Bruno didn't do too well either

Baron Cohen created three main characters for Da Ali G Show, and he brought all three to the movies. Ali G Indahouse wasn't released theatrically in the U.S., but Borat: Cultural Learnings of America for Make Benefit Glorious Nation of Kazakhstan was a massive hit in 2006, bringing in $128 million and earning Baron Cohen and collaborators an Oscar nomination for screenwriting. The movie, which addressed racism and xenophobia by placing Baron Cohen in character as a Kazakhstani reporter in real-life situations, either caught lightning in a bottle or had more addressable themes, because his 2009 followup with his third character, Brüno—an openly gay, fashion-obsessed Austrian weirdo—underperformed, bringing in less than half of what Borat did.

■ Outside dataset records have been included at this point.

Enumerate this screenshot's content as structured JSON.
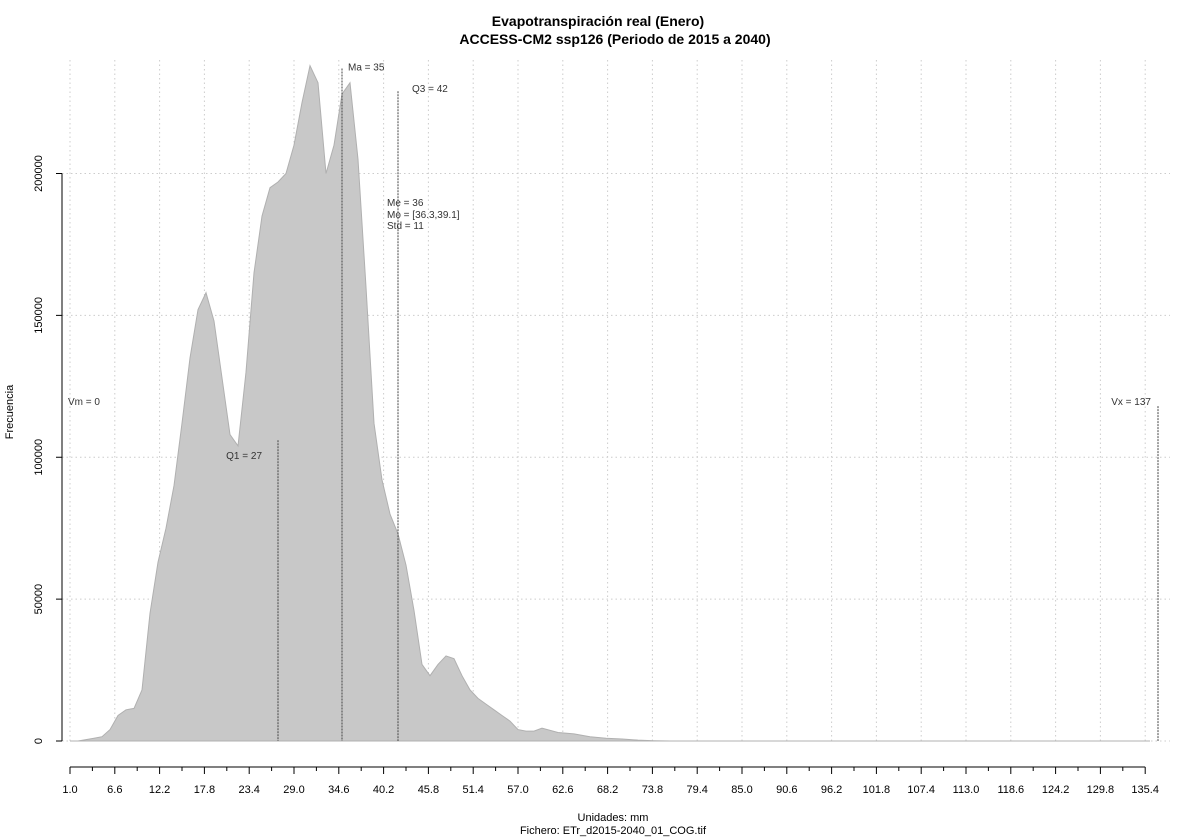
{
  "chart_data": {
    "type": "area",
    "title": "Evapotranspiración real (Enero)",
    "subtitle": "ACCESS-CM2 ssp126 (Periodo de 2015 a 2040)",
    "xlabel": "Unidades: mm",
    "ylabel": "Frecuencia",
    "footer": "Fichero: ETr_d2015-2040_01_COG.tif",
    "xlim": [
      0,
      138.5
    ],
    "ylim": [
      0,
      240000
    ],
    "grid": true,
    "x_ticks": [
      1.0,
      6.6,
      12.2,
      17.8,
      23.4,
      29.0,
      34.6,
      40.2,
      45.8,
      51.4,
      57.0,
      62.6,
      68.2,
      73.8,
      79.4,
      85.0,
      90.6,
      96.2,
      101.8,
      107.4,
      113.0,
      118.6,
      124.2,
      129.8,
      135.4
    ],
    "x_tick_labels": [
      "1.0",
      "6.6",
      "12.2",
      "17.8",
      "23.4",
      "29.0",
      "34.6",
      "40.2",
      "45.8",
      "51.4",
      "57.0",
      "62.6",
      "68.2",
      "73.8",
      "79.4",
      "85.0",
      "90.6",
      "96.2",
      "101.8",
      "107.4",
      "113.0",
      "118.6",
      "124.2",
      "129.8",
      "135.4"
    ],
    "y_ticks": [
      0,
      50000,
      100000,
      150000,
      200000
    ],
    "y_tick_labels": [
      "0",
      "50000",
      "100000",
      "150000",
      "200000"
    ],
    "x": [
      1,
      2,
      3,
      4,
      5,
      6,
      7,
      8,
      9,
      10,
      11,
      12,
      13,
      14,
      15,
      16,
      17,
      18,
      19,
      20,
      21,
      22,
      23,
      24,
      25,
      26,
      27,
      28,
      29,
      30,
      31,
      32,
      33,
      34,
      35,
      36,
      37,
      38,
      39,
      40,
      41,
      42,
      43,
      44,
      45,
      46,
      47,
      48,
      49,
      50,
      51,
      52,
      53,
      54,
      55,
      56,
      57,
      58,
      59,
      60,
      62,
      64,
      66,
      68,
      70,
      72,
      74,
      76,
      78,
      80,
      84,
      90,
      100,
      110,
      120,
      130,
      136
    ],
    "y": [
      0,
      0,
      500,
      1000,
      1500,
      4000,
      9000,
      11000,
      11500,
      18000,
      45000,
      63000,
      75000,
      90000,
      112000,
      135000,
      152000,
      158000,
      148000,
      128000,
      108000,
      104000,
      130000,
      165000,
      185000,
      195000,
      197000,
      200000,
      210000,
      225000,
      238000,
      232000,
      200000,
      210000,
      228000,
      232000,
      205000,
      160000,
      112000,
      92000,
      80000,
      73000,
      62000,
      46000,
      27000,
      23000,
      27000,
      30000,
      29000,
      23000,
      18000,
      15000,
      13000,
      11000,
      9000,
      7000,
      4000,
      3500,
      3500,
      4500,
      3000,
      2500,
      1500,
      1000,
      700,
      300,
      100,
      0,
      0,
      0,
      0,
      0,
      0,
      0,
      0,
      0,
      0
    ],
    "vertical_lines": [
      {
        "x": 0,
        "label": "Vm = 0"
      },
      {
        "x": 27,
        "label": "Q1 = 27"
      },
      {
        "x": 35,
        "label": "Ma = 35"
      },
      {
        "x": 42,
        "label": "Q3 = 42"
      },
      {
        "x": 137,
        "label": "Vx = 137"
      }
    ],
    "stats": [
      "Me = 36",
      "Mo = [36.3,39.1]",
      "Std = 11"
    ],
    "colors": {
      "fill": "#c8c8c8",
      "grid": "#cccccc"
    }
  }
}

His big breakthrough dramatic role fell through

In 2010, it was announced that Baron Cohen was considering starring as singer Freddie Mercury (to whom he bears a resemblance) in a biopic about the late Queen frontman. Baron Cohen was actively involved in trying to get the movie off the ground, even consulting major directors like David Fincher and Tom Hooper, but in 2013, he pulled out—and the film still hasn't been made. Queen guitarist Brian May said it was because Baron Cohen's "presence in the movie would be very distracting," doubting that the larger-than-life actor could disappear into the role. In 2016, Baron Cohen gave his side of the story: He left because the surviving members of Queen wanted the movie to be a tame biopic about the entire band; he wanted it to be purely a Freddie Mercury movie, one that included the singer's rock 'n' roll exploits.

What's next for Sacha Baron Cohen?

We probably haven't heard the last of Baron Cohen—he's just laying low until he emerges with another big character in a big movie. Cohen has two main projects in the hopper for the next few years. The first is a timely bit of satire called Greed, in which he plays a money-mad, financial law-skirting billionaire. The other is a big-budget big-screen adaptation of Mandrake the Magician, in which he'll star as the title character—familiar to millions through his 1930s comic strip about a crusading, heroic master of illusion.